Bernie Sanders is a socialist long-shot contender for the Democratic presidential nomination. Howard Schultz is the billionaire CEO of Starbucks. Listening to them tackle America’s youth employment crisis, one might not know which is which. “We have to create a situation where our kids can leave school and live productive lives and not have them arrested and incarcerated,” one said. “The cost of youth disconnection—including health care, public assistance and incarceration—was $26.8 billion in 2013 alone. Quite literally, we can’t afford to do nothing,” said the other.
For the record, that last call to action came from Schultz, who on July 13 unveiled a plan by Starbucks and 16 other companies, including Wal-Mart, Microsoft and JPMorgan Chase, to give jobs, internships and apprenticeships to 100,000 young people over the next three years. With a name that could have been cooked up by the Obama White House—the “100,000 Opportunities Initiative”—and deploying the language of grassroots mobilization, it’s only the latest remarkable foray by big business into the public policy domain.

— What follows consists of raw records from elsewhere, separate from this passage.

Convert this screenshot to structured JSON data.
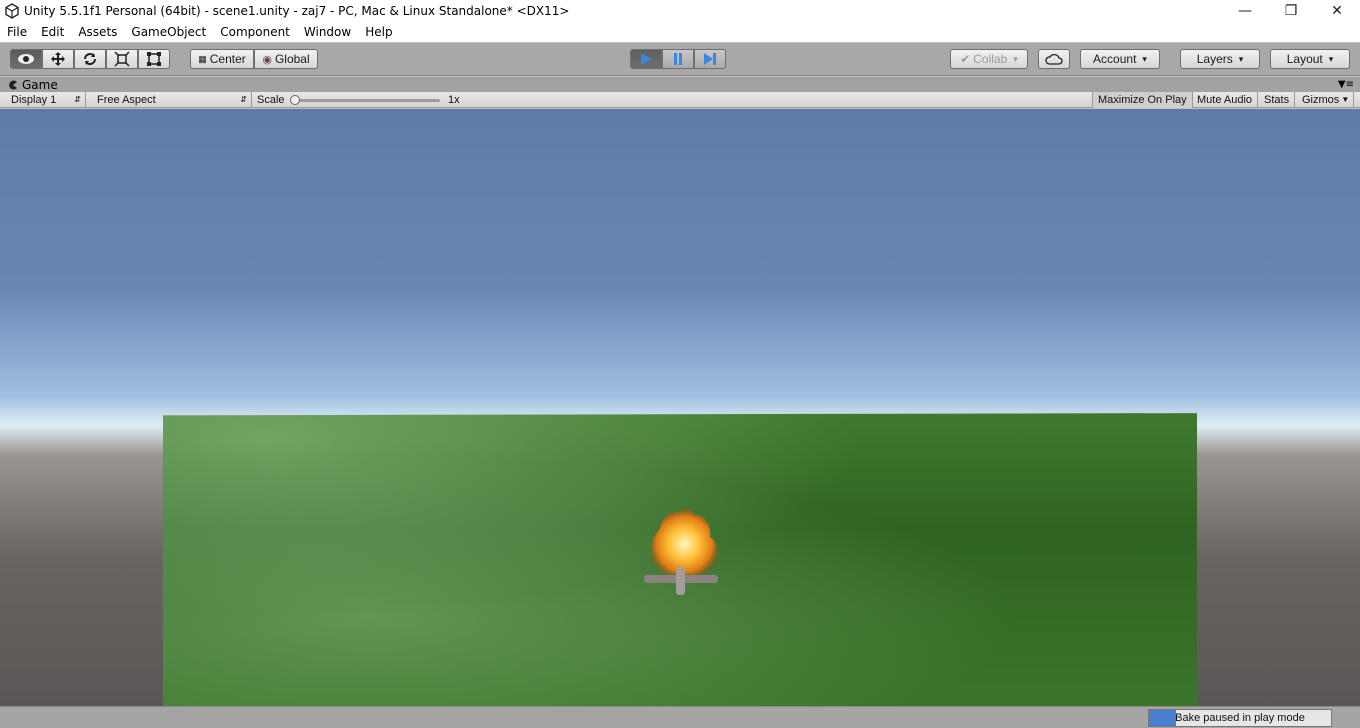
{
  "window": {
    "title": "Unity 5.5.1f1 Personal (64bit) - scene1.unity - zaj7 - PC, Mac & Linux Standalone* <DX11>",
    "controls": [
      "minimize-icon",
      "restore-icon",
      "close-icon"
    ]
  },
  "menu": {
    "file": "File",
    "edit": "Edit",
    "assets": "Assets",
    "gameobject": "GameObject",
    "component": "Component",
    "window": "Window",
    "help": "Help"
  },
  "toolbar": {
    "tools": [
      "view-tool-icon",
      "move-tool-icon",
      "rotate-tool-icon",
      "scale-tool-icon",
      "rect-tool-icon"
    ],
    "pivot_label": "Center",
    "space_label": "Global",
    "collab_label": "Collab",
    "account_label": "Account",
    "layers_label": "Layers",
    "layout_label": "Layout",
    "play_state": "playing-paused"
  },
  "game_panel": {
    "tab_label": "Game",
    "display_label": "Display 1",
    "aspect_label": "Free Aspect",
    "scale_label": "Scale",
    "scale_value": "1x",
    "maximize_label": "Maximize On Play",
    "mute_label": "Mute Audio",
    "stats_label": "Stats",
    "gizmos_label": "Gizmos"
  },
  "status": {
    "bake_label": "Bake paused in play mode",
    "bake_progress": 0.15
  },
  "colors": {
    "accent_play": "#3b87e0",
    "toolbar_bg": "#a8a8a8",
    "sky_top": "#5f7aa5",
    "grass": "#3a742a"
  }
}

Everywhere you turn right now, giant companies are taking on some of America’s most deeply entrenched problems, from race to same-sex inequality to youth employment. There was, of course, Starbucks’ ill-fated “Race Together” campaign earlier this year, which sought to spark a national dialogue on race by having baristas write those two words on coffee cups, but came off as shallow instead. Other corporate-led campaigns, however, have been far more influential. In the wake of the church shooting in Charleston, S.C., Wal-Mart, Amazon and eBay quickly erased the Confederate flag from the marketplace, despite angering many in the deep South. And when a number of Republican state legislatures, including Arkansas and Indiana, adopted laws that would allow businesses to discriminate against gays and lesbians, Wal-Mart, Eli Lilly and diesel engine-maker Cummins, among others, were at the forefront of the fight against those laws. Earlier this year, close to 400 companies petitioned the U.S. Supreme Court to strike down state bans on gay marriage.

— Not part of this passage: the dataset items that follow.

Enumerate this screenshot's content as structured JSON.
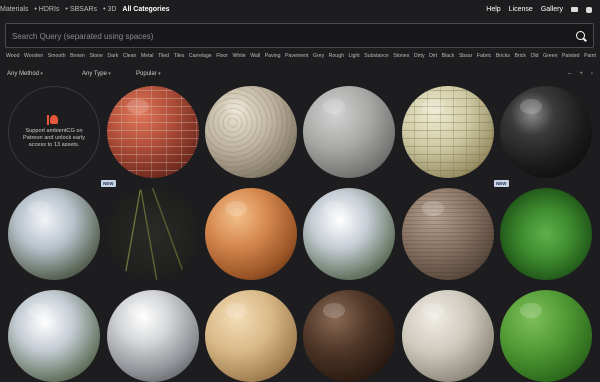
{
  "nav": {
    "left": [
      "Materials",
      "• HDRIs",
      "• SBSARs",
      "• 3D",
      "All Categories"
    ],
    "active_index": 4,
    "right": [
      "Help",
      "License",
      "Gallery"
    ]
  },
  "search": {
    "placeholder": "Search Query (separated using spaces)",
    "value": ""
  },
  "tags": [
    "Wood",
    "Wooden",
    "Smooth",
    "Brown",
    "Stone",
    "Dark",
    "Clean",
    "Metal",
    "Tiled",
    "Tiles",
    "Carrelage",
    "Floor",
    "White",
    "Wall",
    "Paving",
    "Pavement",
    "Grey",
    "Rough",
    "Light",
    "Substance",
    "Stones",
    "Dirty",
    "Dirt",
    "Black",
    "Sbsar",
    "Fabric",
    "Bricks",
    "Brick",
    "Old",
    "Green",
    "Painted",
    "Paint"
  ],
  "filters": {
    "method": "Any Method",
    "type": "Any Type",
    "sort": "Popular"
  },
  "promo": {
    "text": "Support ambientCG on Patreon and unlock early access to 13 assets."
  },
  "badge_label": "NEW",
  "grid": [
    {
      "material": "brick-red"
    },
    {
      "material": "cobblestone"
    },
    {
      "material": "concrete"
    },
    {
      "material": "cream-brick"
    },
    {
      "material": "black-plastic"
    },
    {
      "material": "hdri-reflective"
    },
    {
      "material": "grass-branch",
      "badge": true
    },
    {
      "material": "wood-light"
    },
    {
      "material": "hdri-reflective-2"
    },
    {
      "material": "wood-grey"
    },
    {
      "material": "leaves",
      "badge": true
    },
    {
      "material": "metal-scratched"
    },
    {
      "material": "sand"
    },
    {
      "material": "wood-dark"
    },
    {
      "material": "gravel"
    },
    {
      "material": "grass-turf"
    }
  ]
}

Somewhere, Milton Friedman is rolling in his grave. In the 1960s, the economist and free-market champion argued against mixing business with social measures: “Few trends could so thoroughly undermine the very foundations of our free society as the acceptance by corporate officials of a social responsibility other than to make as much money for their stockholders as possible.” And that type of thinking generally stuck, even as the mantra of corporate social responsibility became more commonplace in boardrooms. But, if the 2000s were about companies patting themselves on the back for remembering to turn off the lights for Earth Hour, what we’re seeing now is corporations overtly taking sides in some of the biggest debates of our times.
Now, let’s get one thing out of the way. On the matter of America’s youth unemployment rate—which, at 18.1 per cent, is nearly 3.5 times that of the broader population, with that gap widening—companies could have simply fixed things already by hiring more young people. But even here, the coalition of companies has framed the issue as part of a broader, systemic challenge facing the American economy—one which a politically deadlocked Washington has shown itself incapable of addressing.

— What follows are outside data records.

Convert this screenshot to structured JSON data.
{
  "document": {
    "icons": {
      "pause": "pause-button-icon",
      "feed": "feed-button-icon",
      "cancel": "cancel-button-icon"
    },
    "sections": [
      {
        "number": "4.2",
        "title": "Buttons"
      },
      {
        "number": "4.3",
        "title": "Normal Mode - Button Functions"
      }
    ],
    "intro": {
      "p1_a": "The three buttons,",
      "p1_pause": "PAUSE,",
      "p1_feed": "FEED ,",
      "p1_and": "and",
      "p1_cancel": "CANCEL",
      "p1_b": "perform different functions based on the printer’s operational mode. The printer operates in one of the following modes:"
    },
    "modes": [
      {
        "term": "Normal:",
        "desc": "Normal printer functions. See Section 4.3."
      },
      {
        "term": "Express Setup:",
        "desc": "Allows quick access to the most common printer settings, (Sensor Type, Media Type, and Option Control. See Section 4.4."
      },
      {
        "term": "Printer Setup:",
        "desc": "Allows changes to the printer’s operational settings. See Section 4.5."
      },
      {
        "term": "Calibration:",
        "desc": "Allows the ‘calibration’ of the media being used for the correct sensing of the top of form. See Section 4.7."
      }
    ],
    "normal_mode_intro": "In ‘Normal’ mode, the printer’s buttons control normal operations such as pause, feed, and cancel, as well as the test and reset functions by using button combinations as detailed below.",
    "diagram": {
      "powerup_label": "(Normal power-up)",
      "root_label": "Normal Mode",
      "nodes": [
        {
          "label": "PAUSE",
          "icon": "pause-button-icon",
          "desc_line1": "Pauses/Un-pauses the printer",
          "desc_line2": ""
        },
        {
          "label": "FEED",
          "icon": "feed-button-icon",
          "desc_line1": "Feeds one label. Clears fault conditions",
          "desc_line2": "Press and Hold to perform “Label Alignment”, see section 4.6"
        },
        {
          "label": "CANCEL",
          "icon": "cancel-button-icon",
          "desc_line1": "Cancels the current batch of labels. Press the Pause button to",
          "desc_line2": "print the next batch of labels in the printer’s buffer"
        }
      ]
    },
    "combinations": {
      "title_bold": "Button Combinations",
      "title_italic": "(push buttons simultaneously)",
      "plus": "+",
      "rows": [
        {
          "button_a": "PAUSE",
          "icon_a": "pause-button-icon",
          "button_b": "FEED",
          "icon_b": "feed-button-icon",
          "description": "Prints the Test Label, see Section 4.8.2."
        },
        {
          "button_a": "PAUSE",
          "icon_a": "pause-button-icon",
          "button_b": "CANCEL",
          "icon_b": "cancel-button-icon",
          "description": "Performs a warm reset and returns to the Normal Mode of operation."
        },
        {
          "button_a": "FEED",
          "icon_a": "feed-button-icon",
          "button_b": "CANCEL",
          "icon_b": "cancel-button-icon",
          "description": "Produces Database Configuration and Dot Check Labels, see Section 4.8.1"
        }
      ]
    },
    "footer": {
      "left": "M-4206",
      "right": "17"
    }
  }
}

So can Wall Street fix what Occupy Wall Street couldn’t? Corporations certainly have enormous resources to effect change where politicians and traditional activists might not; Wal-Mart alone had sales last year of $485 billion, greater than the total state expenditures of California, New York and Texas combined.
The bigger question is: Do we want them to? To date, there has been surprisingly little discussion about this. Well, actually, there has, but it’s only come up when companies have been on the regressive side of issues. (“I’m going to leave it to politicians and others to discuss social issues,” a chastened Chick-fil-A CEO Dan Cathy declared two years after the company opposed same-sex marriage and sparked massive protests.) So it seems that, as a society, we’re generally okay with corporate interference in the public policy arena, but only in certain circumstances. (And it should be said that corporate America will only go so far. Wal-Mart, for example, could probably turn the page on the gun control debate in the U.S. if it stopped selling assault rifles, but that doesn’t seem likely to happen any time soon.)
Ultimately, we shouldn’t lose sight of what is motivating companies to get involved: They think it will improve their bottom lines. As much as America remains sharply divided along partisan political lines, on some questions, such as gay rights and even race, there is a growing middle ground. Where once it might have paid to be agnostic on contentious issues, companies are increasingly aware—especially in the age of social media—of the brand-value benefit that comes with championing popular causes. You can afford to lose sales to a few bigots, if it means the masses think you’re on the side of the angels.